We start preparing in the fall by:
- Contacting teachers from school boards across Ottawa
- Working with local butchers to get animal brains for our demonstrations
- Recruiting and advertising through presentations at local universities, email blasts, posters throughout the city, and media spots on local television and radio channels
Ottawa Brain Bee
- Teaching sessions were lecture style where members discuss one of the topics covered in the bee.
- Training sessions prepared contestants for the quiz by using chapter members as actors to answer different questions.
Our top-scoring student then competed at the Canadian National Brain Bee Competition, where she placed third.
Brain and Mental Health Art Show
The annual Brain and Mental Health Art Show started out as a showcase featuring the work of neuroscientist and artist Jane Stewart so the academic community could demonstrate the beauty of the brain to the public. Because the exhibition was so well received and the community encouraged us to organize more brain-related art shows, we now hold a similar event annually. We even open up submissions to the general public.
Now, the annual Brain and Mental Health Art Show auctions off pieces by artists from across Canada that convey personal stories about the brain and mental health.
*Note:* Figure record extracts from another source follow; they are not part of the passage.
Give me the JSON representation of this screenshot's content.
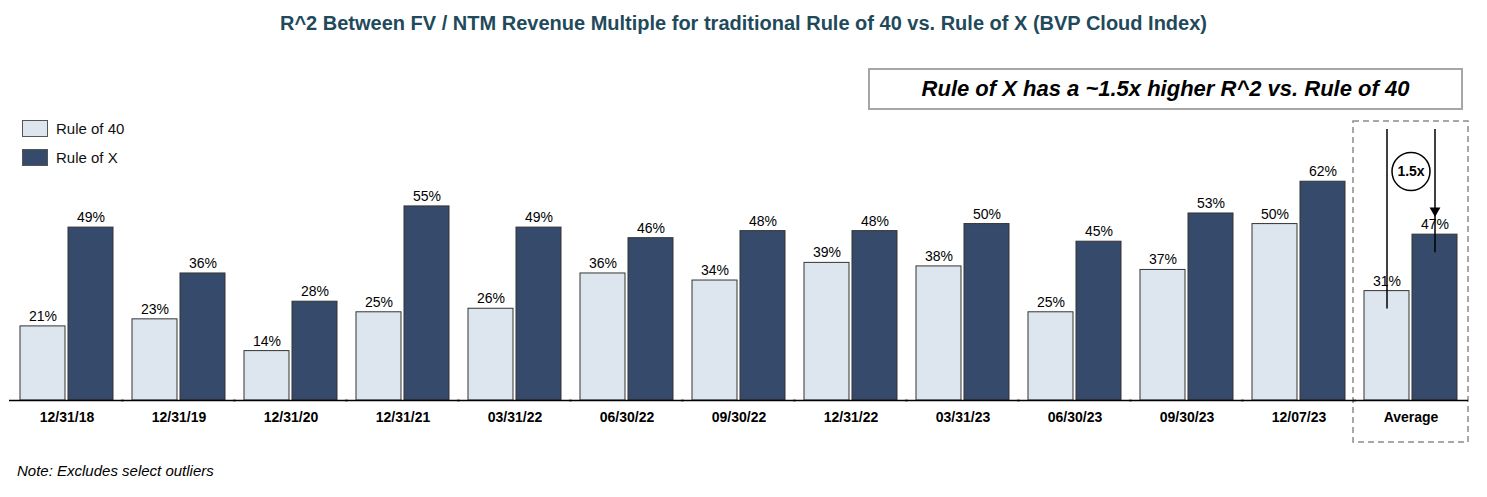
{
  "chart_data": {
    "type": "bar",
    "title": "R^2 Between FV / NTM Revenue Multiple for traditional Rule of 40 vs. Rule of X (BVP Cloud Index)",
    "annotations": [
      "Rule of X has a ~1.5x higher R^2 vs. Rule of 40",
      "1.5x"
    ],
    "note": "Note: Excludes select outliers",
    "categories": [
      "12/31/18",
      "12/31/19",
      "12/31/20",
      "12/31/21",
      "03/31/22",
      "06/30/22",
      "09/30/22",
      "12/31/22",
      "03/31/23",
      "06/30/23",
      "09/30/23",
      "12/07/23",
      "Average"
    ],
    "series": [
      {
        "name": "Rule of 40",
        "color": "#dde6ee",
        "values": [
          21,
          23,
          14,
          25,
          26,
          36,
          34,
          39,
          38,
          25,
          37,
          50,
          31
        ],
        "value_labels": [
          "21%",
          "23%",
          "14%",
          "25%",
          "26%",
          "36%",
          "34%",
          "39%",
          "38%",
          "25%",
          "37%",
          "50%",
          "31%"
        ]
      },
      {
        "name": "Rule of X",
        "color": "#364b6b",
        "values": [
          49,
          36,
          28,
          55,
          49,
          46,
          48,
          48,
          50,
          45,
          53,
          62,
          47
        ],
        "value_labels": [
          "49%",
          "36%",
          "28%",
          "55%",
          "49%",
          "46%",
          "48%",
          "48%",
          "50%",
          "45%",
          "53%",
          "62%",
          "47%"
        ]
      }
    ],
    "ylim": [
      0,
      70
    ],
    "grid": false,
    "legend": "top-left",
    "data_labels": true,
    "tick_labels": "x"
  }
}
To date, this event has raised more than $10,000 for local mental health charities.
Reflections on Our Reach
Our events are designed to support and educate a wide range of people regardless of their age or background.
- During BAW, we interact with many young children, instilling curiosity for the brain and science in general.
- At the Brain Bee, we work closely with high school students who are beginning to consider their future careers.
- Our Brain and Mental Health Art Show creates a way for us to talk about our research, struggles, and joys, all while raising money to support local charities.
The Ottawa Chapter is training well-rounded scientists who can not only complete outstanding research, but also serve as strong community builders. The lessons they learn can also be applied to many career paths.
What benefits and challenges have you seen from doing both academic and community outreach? What are your recommendations for how to expand?